In dry van operations serving larger retailers, where space allows for a trailer pool, efficiency on the receiving end also can be solved, says Dave Geyer, Schneider vice president for van truckload. “Our position to our customers is that we’d actually much rather get our drivers moving than have to collect detention,” Geyer says. Schneider pays its van drivers hourly after two hours detained, regardless of whether the carrier is able to collect detention. Customers’ reporting or administrative hurdles “can make it difficult to collect.”
In the reefer segment, Marten Transport two years ago instituted guaranteed detention pay on both shipping and receiving ends for both its company drivers and owner-operators. Tim Norlin, Marten recruiting director, says the program pays $20 per hour after the first two hours. “We’re still fighting the same battle” with customers over improving efficiency, Norlin says, “but it’s not fair to have the driver stuck in the middle as always.”
Nearly a third of respondents to Overdrive Online.com polling think more carriers need to take that kind of aggressive approach on collecting detention and distributing it to drivers.
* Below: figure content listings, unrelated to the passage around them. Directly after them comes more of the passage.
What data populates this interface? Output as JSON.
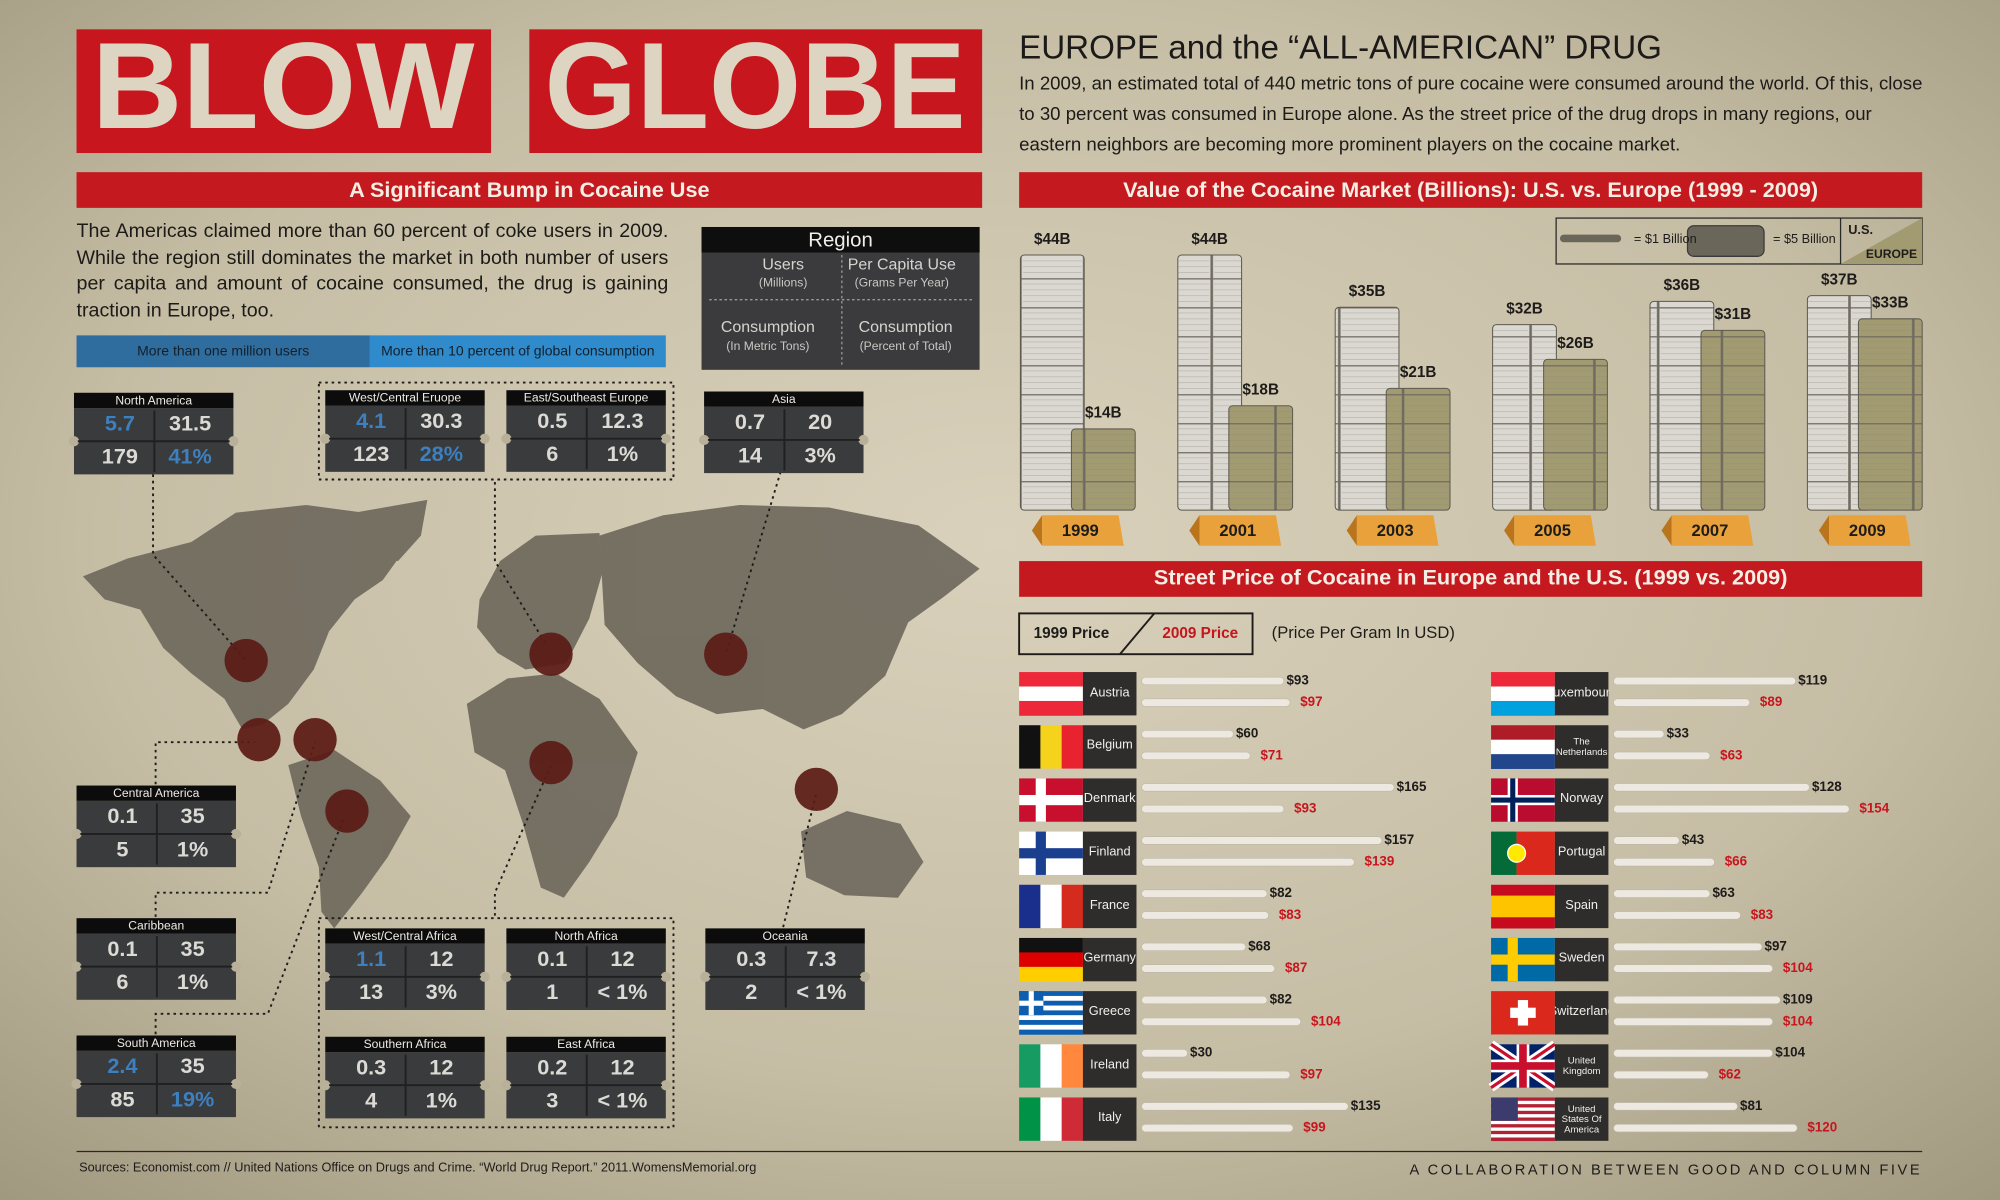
{
  "header": {
    "title_words": [
      "BLOW",
      "GLOBE"
    ],
    "headline": "EUROPE and the “ALL-AMERICAN” DRUG",
    "intro": "In 2009, an estimated total of 440 metric tons of pure cocaine were consumed around the world. Of this, close to 30 percent was consumed in Europe alone. As the street price of the drug drops in many  regions, our eastern neighbors are becoming more prominent players on the cocaine market."
  },
  "usage": {
    "heading": "A Significant Bump in Cocaine Use",
    "text": "The Americas claimed more than 60 percent of coke users in 2009. While the region still dominates the market in both number of users per capita and amount of cocaine consumed, the drug is gaining traction in Europe, too.",
    "legend": [
      "More than one million users",
      "More than 10 percent of global consumption"
    ],
    "legend_colors": [
      "#2f6d9e",
      "#2f8bcb"
    ],
    "highlight_color": "#3d80bf",
    "key": {
      "title": "Region",
      "cells": [
        {
          "label": "Users",
          "unit": "(Millions)"
        },
        {
          "label": "Per Capita Use",
          "unit": "(Grams Per Year)"
        },
        {
          "label": "Consumption",
          "unit": "(In Metric Tons)"
        },
        {
          "label": "Consumption",
          "unit": "(Percent of Total)"
        }
      ]
    },
    "regions": [
      {
        "name": "North America",
        "cells": [
          "5.7",
          "31.5",
          "179",
          "41%"
        ],
        "highlight": [
          true,
          false,
          false,
          true
        ]
      },
      {
        "name": "West/Central Eruope",
        "cells": [
          "4.1",
          "30.3",
          "123",
          "28%"
        ],
        "highlight": [
          true,
          false,
          false,
          true
        ]
      },
      {
        "name": "East/Southeast Europe",
        "cells": [
          "0.5",
          "12.3",
          "6",
          "1%"
        ],
        "highlight": [
          false,
          false,
          false,
          false
        ]
      },
      {
        "name": "Asia",
        "cells": [
          "0.7",
          "20",
          "14",
          "3%"
        ],
        "highlight": [
          false,
          false,
          false,
          false
        ]
      },
      {
        "name": "Central America",
        "cells": [
          "0.1",
          "35",
          "5",
          "1%"
        ],
        "highlight": [
          false,
          false,
          false,
          false
        ]
      },
      {
        "name": "Caribbean",
        "cells": [
          "0.1",
          "35",
          "6",
          "1%"
        ],
        "highlight": [
          false,
          false,
          false,
          false
        ]
      },
      {
        "name": "South America",
        "cells": [
          "2.4",
          "35",
          "85",
          "19%"
        ],
        "highlight": [
          true,
          false,
          false,
          true
        ]
      },
      {
        "name": "West/Central Africa",
        "cells": [
          "1.1",
          "12",
          "13",
          "3%"
        ],
        "highlight": [
          true,
          false,
          false,
          false
        ]
      },
      {
        "name": "North Africa",
        "cells": [
          "0.1",
          "12",
          "1",
          "< 1%"
        ],
        "highlight": [
          false,
          false,
          false,
          false
        ]
      },
      {
        "name": "Southern Africa",
        "cells": [
          "0.3",
          "12",
          "4",
          "1%"
        ],
        "highlight": [
          false,
          false,
          false,
          false
        ]
      },
      {
        "name": "East Africa",
        "cells": [
          "0.2",
          "12",
          "3",
          "< 1%"
        ],
        "highlight": [
          false,
          false,
          false,
          false
        ]
      },
      {
        "name": "Oceania",
        "cells": [
          "0.3",
          "7.3",
          "2",
          "< 1%"
        ],
        "highlight": [
          false,
          false,
          false,
          false
        ]
      }
    ]
  },
  "chart_data": [
    {
      "type": "bar",
      "title": "Value of the Cocaine Market (Billions): U.S. vs. Europe  (1999 - 2009)",
      "categories": [
        "1999",
        "2001",
        "2003",
        "2005",
        "2007",
        "2009"
      ],
      "legend_notes": [
        "= $1 Billion",
        "= $5 Billion"
      ],
      "series": [
        {
          "name": "U.S.",
          "color": "#dad8d1",
          "values": [
            44,
            44,
            35,
            32,
            36,
            37
          ],
          "value_labels": [
            "$44B",
            "$44B",
            "$35B",
            "$32B",
            "$36B",
            "$37B"
          ]
        },
        {
          "name": "EUROPE",
          "color": "#a29b72",
          "values": [
            14,
            18,
            21,
            26,
            31,
            33
          ],
          "value_labels": [
            "$14B",
            "$18B",
            "$21B",
            "$26B",
            "$31B",
            "$33B"
          ]
        }
      ]
    },
    {
      "type": "bar",
      "orientation": "horizontal",
      "title": "Street Price of Cocaine in Europe and the U.S. (1999 vs. 2009)",
      "note": "(Price Per Gram In USD)",
      "categories": [
        "Austria",
        "Belgium",
        "Denmark",
        "Finland",
        "France",
        "Germany",
        "Greece",
        "Ireland",
        "Italy",
        "Luxembourg",
        "The Netherlands",
        "Norway",
        "Portugal",
        "Spain",
        "Sweden",
        "Switzerland",
        "United Kingdom",
        "United States Of America"
      ],
      "series": [
        {
          "name": "1999 Price",
          "color": "#1e1c1a",
          "values": [
            93,
            60,
            165,
            157,
            82,
            68,
            82,
            30,
            135,
            119,
            33,
            128,
            43,
            63,
            97,
            109,
            104,
            81
          ],
          "value_labels": [
            "$93",
            "$60",
            "$165",
            "$157",
            "$82",
            "$68",
            "$82",
            "$30",
            "$135",
            "$119",
            "$33",
            "$128",
            "$43",
            "$63",
            "$97",
            "$109",
            "$104",
            "$81"
          ]
        },
        {
          "name": "2009 Price",
          "color": "#c8151d",
          "values": [
            97,
            71,
            93,
            139,
            83,
            87,
            104,
            97,
            99,
            89,
            63,
            154,
            66,
            83,
            104,
            104,
            62,
            120
          ],
          "value_labels": [
            "$97",
            "$71",
            "$93",
            "$139",
            "$83",
            "$87",
            "$104",
            "$97",
            "$99",
            "$89",
            "$63",
            "$154",
            "$66",
            "$83",
            "$104",
            "$104",
            "$62",
            "$120"
          ]
        }
      ]
    }
  ],
  "footer": {
    "sources": "Sources: Economist.com  // United Nations Office on Drugs and Crime. “World Drug Report.” 2011.WomensMemorial.org",
    "credit": "A COLLABORATION BETWEEN GOOD AND COLUMN FIVE"
  }
}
Since putting the program in place more than two years ago, Marten sales staff “have worked very hard during rate negotiations to put verbiage in there as to what’s acceptable in terms of detention, and they’ve had some fair success,” Norlin says. Marten even has walked away from customers that resisted detention pay. “It didn’t make sense economically with the new hours of service,” he says. “Some have come back to us, and they’ve done some things to fix the problem.”
The guaranteed-detention program has translated to greater efficiency across Marten’s operation: Miles per unit rose 9 percent between the second quarter of 2011 and the same quarter this year, “giving drivers an additional $1,000 on average per quarter,” Norlin says.